Shortly after our review of the Ryzen 5 7600X and Ryzen 9 7950X were published late last month, AMD sent us a box containing the other two members of the Ryzen 7000 launch family: the $ 400 Ryzen 7 7700X, and the $ 550 Ryzen 9 7900X.
Absent a six-core member of the family in the $ 200 range, AMD’s eight-core, 16-thread processors usually represent a sweet spot in the lineup — great gaming performance without being overkill and enough cores to handle fairly heavy professional workloads like photo and video editing and rendering without feeling slow.
That’s still true of the 7700X, which handily outspeeds the six-core 7600X and costs $ 50 less than the first 8-core member of the Ryzen 5000 family did a couple of years ago. Right now, it has two problems. The first is that, like the other Zen 4 CPUs, it requires a substantial investment beyond the $ 400 that you’ll spend on the CPU itself in the form of a pricey new motherboard and DDR5 RAM that’s still quite a bit more expensive than DDR4. The second is that its out-of-the-box power settings aren’t ideal — with a little tuning, the processor can run a little cooler and consume less power while delivering similar results. Here’s what we found.
On power settings
In our review of the Ryzen 7600X and 7950X, we spent some time explaining the importance of processor power settings and how they work differently (and are advertised differently) in Intel’s and AMD’s platforms. In short: a CPU that is allowed to consume more power will generally get work done faster, but it will also run hotter. And especially as you go up the performance / power curve, the performance improvements usually aren’t proportionate to the amount of extra power used. Especially for tasks that can use all of your CPU cores at once, this can have a big impact on power efficiency.

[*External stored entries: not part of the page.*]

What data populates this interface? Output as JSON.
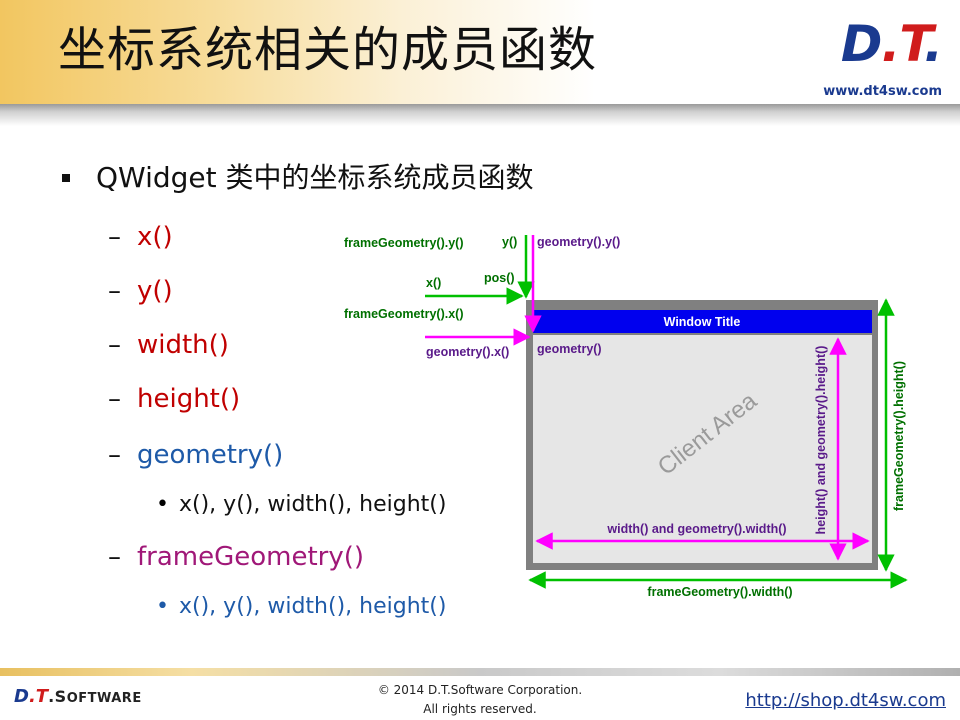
{
  "header": {
    "title": "坐标系统相关的成员函数",
    "logo_text_a": "D",
    "logo_text_b": ".T",
    "logo_text_c": ".",
    "logo_url": "www.dt4sw.com"
  },
  "bullets": {
    "level1": "QWidget  类中的坐标系统成员函数",
    "dash": "–",
    "dot": "•",
    "items": [
      {
        "label": "x()",
        "color": "#c00000"
      },
      {
        "label": "y()",
        "color": "#c00000"
      },
      {
        "label": "width()",
        "color": "#c00000"
      },
      {
        "label": "height()",
        "color": "#c00000"
      },
      {
        "label": "geometry()",
        "color": "#1e5aa8"
      },
      {
        "label": "frameGeometry()",
        "color": "#a01878"
      }
    ],
    "sub_geometry": "x(), y(), width(), height()",
    "sub_frame": "x(), y(), width(), height()"
  },
  "diagram": {
    "frame_geometry_y": "frameGeometry().y()",
    "y": "y()",
    "geometry_y": "geometry().y()",
    "x": "x()",
    "pos": "pos()",
    "frame_geometry_x": "frameGeometry().x()",
    "geometry_x": "geometry().x()",
    "window_title": "Window Title",
    "geometry": "geometry()",
    "client_area": "Client Area",
    "height_label": "height() and geometry().height()",
    "frame_height_label": "frameGeometry().height()",
    "width_label": "width() and geometry().width()",
    "frame_width_label": "frameGeometry().width()",
    "colors": {
      "green": "#00c000",
      "magenta": "#ff00ff",
      "green_text": "#007000",
      "purple_text": "#5a1a8a",
      "title_bar": "#0000ee",
      "frame": "#808080",
      "client": "#e6e6e6"
    }
  },
  "footer": {
    "logo_a": "D",
    "logo_b": ".T",
    "logo_c": ".S",
    "logo_d": "OFTWARE",
    "copyright_line1": "© 2014 D.T.Software Corporation.",
    "copyright_line2": "All rights reserved.",
    "link": "http://shop.dt4sw.com"
  }
}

|65 W TDP (AM5)||105 W TDP (AM5)||170 W TDP (AM5)|
AMD also has an “Eco mode” feature that it has included in its Ryzen Master performance-tuning software, and which it is pushing makers of AM5 motherboards to include as an option in their BIOSes. Eco mode automates the process of dropping chips down to their next-lowest TDP level — 170 W chips can be dropped down to 105 W, and 105 W chips can be dropped down to 65 W. (To compare AMD’s TDP levels to Intel’s base power figures, multiply any given TDP value by about 1.35 and you’ll get its actual maximum sustained power consumption level in watts.)
Like the Ryzen 5 7600X, the 7700X has a default TDP level of 105 W. We tested it at this power level to get a sense of how AMD intends the chip to perform, and also at the Eco mode settings to see how its behavior changes (the 7600X actually performed nearly identically in its stock and Eco modes, though we suspected that the 7700X’s two additional cores would actually need the extra power to reach peak performance). When we set it to the 170 W TDP level, some of our tests became too unstable to run, so we didn’t test how the CPU might respond if given more power.